While this may seem counterintuitive, he said, the same dynamic – often described as an increased thirst for the atmosphere – is also contributing. historical droughtMore intense, persistent heat waves and fast extreme wildfire behavior which surrounded the western United States.

“While it may seem paradoxical that we are simultaneously getting both extremely hot and dry and extremely wet in the region, this is very consistent with the baseline climate dynamics of the region and the many ways in which global warming is increasing. The potential for extreme events , “They said.

Friday’s storm marked the second time flash floods hit Death Valley in a week, with some roads inundated during the storm on Sunday. a sudden flood Parts of the Mojave National Preserve washed awayMost of the paved roads in the park are closed till Saturday. And at the end of last month, Heavy Monsoon Rain Fills Las VegasSending cascading water to the casino.

Death Valley officials said it would take time to assess the extent of the damage to the park’s 3.4 million acres, which include 1,000 miles of roads.

According to officials, there was water damage to the Park Service Emergency Operations Center building and employees’ homes, and some of them remained without water service as water lines at Cow Creek blew in several places.

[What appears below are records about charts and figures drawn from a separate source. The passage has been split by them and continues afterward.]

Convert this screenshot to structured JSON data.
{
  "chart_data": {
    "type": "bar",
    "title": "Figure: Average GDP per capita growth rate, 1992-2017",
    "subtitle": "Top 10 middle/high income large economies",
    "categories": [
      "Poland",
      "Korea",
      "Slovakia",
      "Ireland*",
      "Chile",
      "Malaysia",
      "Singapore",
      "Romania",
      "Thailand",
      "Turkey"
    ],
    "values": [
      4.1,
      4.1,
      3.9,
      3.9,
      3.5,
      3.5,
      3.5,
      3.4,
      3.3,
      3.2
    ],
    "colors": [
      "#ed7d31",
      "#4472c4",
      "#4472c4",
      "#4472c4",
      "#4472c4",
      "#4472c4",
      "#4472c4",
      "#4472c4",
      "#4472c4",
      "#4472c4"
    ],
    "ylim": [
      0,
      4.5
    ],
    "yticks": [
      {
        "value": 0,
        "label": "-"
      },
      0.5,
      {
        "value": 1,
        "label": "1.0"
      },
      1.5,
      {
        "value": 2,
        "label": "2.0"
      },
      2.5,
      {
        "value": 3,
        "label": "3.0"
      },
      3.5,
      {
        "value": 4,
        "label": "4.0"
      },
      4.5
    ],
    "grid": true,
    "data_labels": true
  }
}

Highway 190, the park’s main east-west road, was flooded in some areas and blocked by debris flows in others. About 20 palm trees were felled across the road by the inn at Furnace Creek; The highway’s shoulder was destroyed and its asphalt was damaged. California Department of Transportation personnel were working round-the-clock to restore access and hope to be able to partially reopen the road by Tuesday.

Debris flows were reported elsewhere in the park, including Badwater Basin Road and Artist Drive. Jurado said that as with other roads, storm water removed the asphalt, which would need filling and new pavement.

“In some areas where the pavement has been completely removed, it is going to take some time to rebuild it,” she said. “I can’t predict whether it’s weeks or months, but there’s definitely going to be some long-term repairs.”